A sharp rise in retail inflation that had risen sharply to 4.6 per cent in April has been the major cause of worry for the RBI. Even after excluding the estimated impact of an increase in house rent allowance for central government employees, headline inflation was at 4.2 per cent in April, up from 3.9 per cent in March. The food inflation was, however, moderate for the fourth successive month because of low prices of vegetables, pulses and sugar. But the rising prices of other food items such as cereals, fruits, readymade meals, meat and fish were a matter of concern. It appeared that the RBI decision is also based on its own survey conducted last month that showed "a significant rise in households' inflation expectations."

The RBI has tried to justify the rate hike by citing examples of other Asian economies.

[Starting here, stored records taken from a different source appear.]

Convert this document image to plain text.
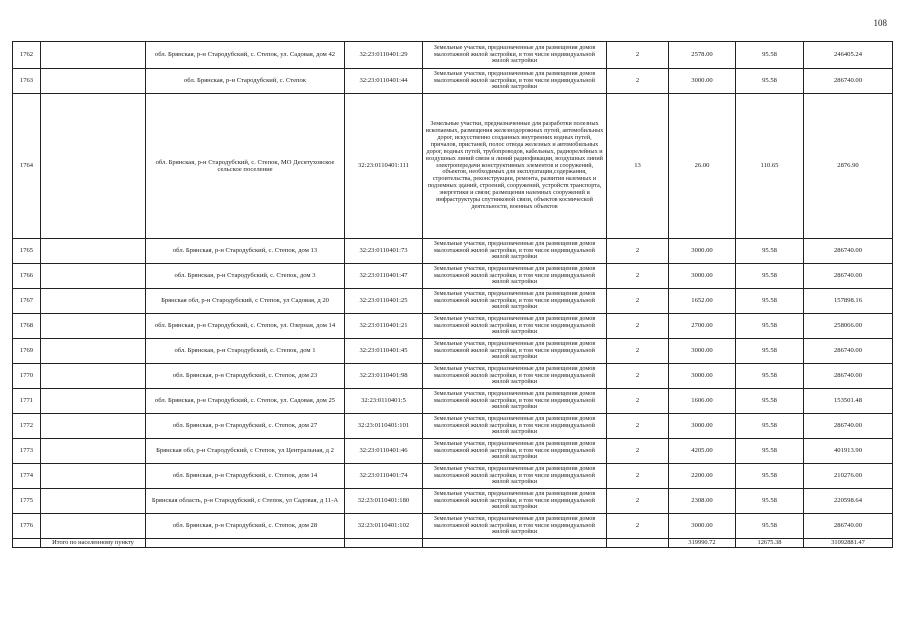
108
1762		обл. Брянская, р-н Стародубский, с. Степок, ул. Садовая, дом 42	32:23:0110401:29	Земельные участки, предназначенные для размещения домов малоэтажной жилой застройки, в том числе индивидуальной жилой застройки	2	2578.00	95.58	246405.24
1763		обл. Брянская, р-н Стародубский, с. Степок	32:23:0110401:44	Земельные участки, предназначенные для размещения домов малоэтажной жилой застройки, в том числе индивидуальной жилой застройки	2	3000.00	95.58	286740.00
1764		обл. Брянская, р-н Стародубский, с. Степок, МО Десятуховское сельское поселение	32:23:0110401:111	Земельные участки, предназначенные для разработки полезных ископаемых, размещения железнодорожных путей, автомобильных дорог, искусственно созданных внутренних водных путей, причалов, пристаней, полос отвода железных и автомобильных дорог, водных путей, трубопроводов, кабельных, радиорелейных и воздушных линий связи и линий радиофикации, воздушных линий электропередачи конструктивных элементов и сооружений, объектов, необходимых для эксплуатации,содержания, строительства, реконструкции, ремонта, развития наземных и подземных зданий, строений, сооружений, устройств транспорта, энергетики и связи; размещения наземных сооружений и инфраструктуры спутниковой связи, объектов космической деятельности, военных объектов	13	26.00	110.65	2876.90
1765		обл. Брянская, р-н Стародубский, с. Степок, дом 13	32:23:0110401:73	Земельные участки, предназначенные для размещения домов малоэтажной жилой застройки, в том числе индивидуальной жилой застройки	2	3000.00	95.58	286740.00
1766		обл. Брянская, р-н Стародубский, с. Степок, дом 3	32:23:0110401:47	Земельные участки, предназначенные для размещения домов малоэтажной жилой застройки, в том числе индивидуальной жилой застройки	2	3000.00	95.58	286740.00
1767		Брянская обл, р-н Стародубский, с Степок, ул Садовая, д 20	32:23:0110401:25	Земельные участки, предназначенные для размещения домов малоэтажной жилой застройки, в том числе индивидуальной жилой застройки	2	1652.00	95.58	157898.16
1768		обл. Брянская, р-н Стародубский, с. Степок, ул. Озерная, дом 14	32:23:0110401:21	Земельные участки, предназначенные для размещения домов малоэтажной жилой застройки, в том числе индивидуальной жилой застройки	2	2700.00	95.58	258066.00
1769		обл. Брянская, р-н Стародубский, с. Степок, дом 1	32:23:0110401:45	Земельные участки, предназначенные для размещения домов малоэтажной жилой застройки, в том числе индивидуальной жилой застройки	2	3000.00	95.58	286740.00
1770		обл. Брянская, р-н Стародубский, с. Степок, дом 23	32:23:0110401:98	Земельные участки, предназначенные для размещения домов малоэтажной жилой застройки, в том числе индивидуальной жилой застройки	2	3000.00	95.58	286740.00
1771		обл. Брянская, р-н Стародубский, с. Степок, ул. Садовая, дом 25	32:23:0110401:5	Земельные участки, предназначенные для размещения домов малоэтажной жилой застройки, в том числе индивидуальной жилой застройки	2	1606.00	95.58	153501.48
1772		обл. Брянская, р-н Стародубский, с. Степок, дом 27	32:23:0110401:101	Земельные участки, предназначенные для размещения домов малоэтажной жилой застройки, в том числе индивидуальной жилой застройки	2	3000.00	95.58	286740.00
1773		Брянская обл, р-н Стародубский, с Степок, ул Центральная, д 2	32:23:0110401:46	Земельные участки, предназначенные для размещения домов малоэтажной жилой застройки, в том числе индивидуальной жилой застройки	2	4205.00	95.58	401913.90
1774		обл. Брянская, р-н Стародубский, с. Степок, дом 14	32:23:0110401:74	Земельные участки, предназначенные для размещения домов малоэтажной жилой застройки, в том числе индивидуальной жилой застройки	2	2200.00	95.58	210276.00
1775		Брянская область, р-н Стародубский, с Степок, ул Садовая, д 11-А	32:23:0110401:180	Земельные участки, предназначенные для размещения домов малоэтажной жилой застройки, в том числе индивидуальной жилой застройки	2	2308.00	95.58	220598.64
1776		обл. Брянская, р-н Стародубский, с. Степок, дом 28	32:23:0110401:102	Земельные участки, предназначенные для размещения домов малоэтажной жилой застройки, в том числе индивидуальной жилой застройки	2	3000.00	95.58	286740.00
	Итого по населенному пункту					319990.72	12675.38	31092881.47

While China, the Philippines and Indonesia have recently raised their benchmark rates, the US Fed is expected to hike the interest rate in its next policy meeting.

The rate hike would slow economic growth. Even details provided by the central bank show that the state of the economy is not in good shape and it is facing some serious headwinds. While a seven-quarter high growth rate of 7.7 per cent in January-March 2018 indicates that the economic recovery is taking place, this growth should be seen in the context of a low base effect of 6.1 per cent for the corresponding quarter of the preceding fiscal year.

The RBI has increased the policy rate and kept the stance "neutral". This is a sign of hope as well as despair. The devil is in the detail, which will be decoded only after the RBI publishes the minutes of the MPC on June 20.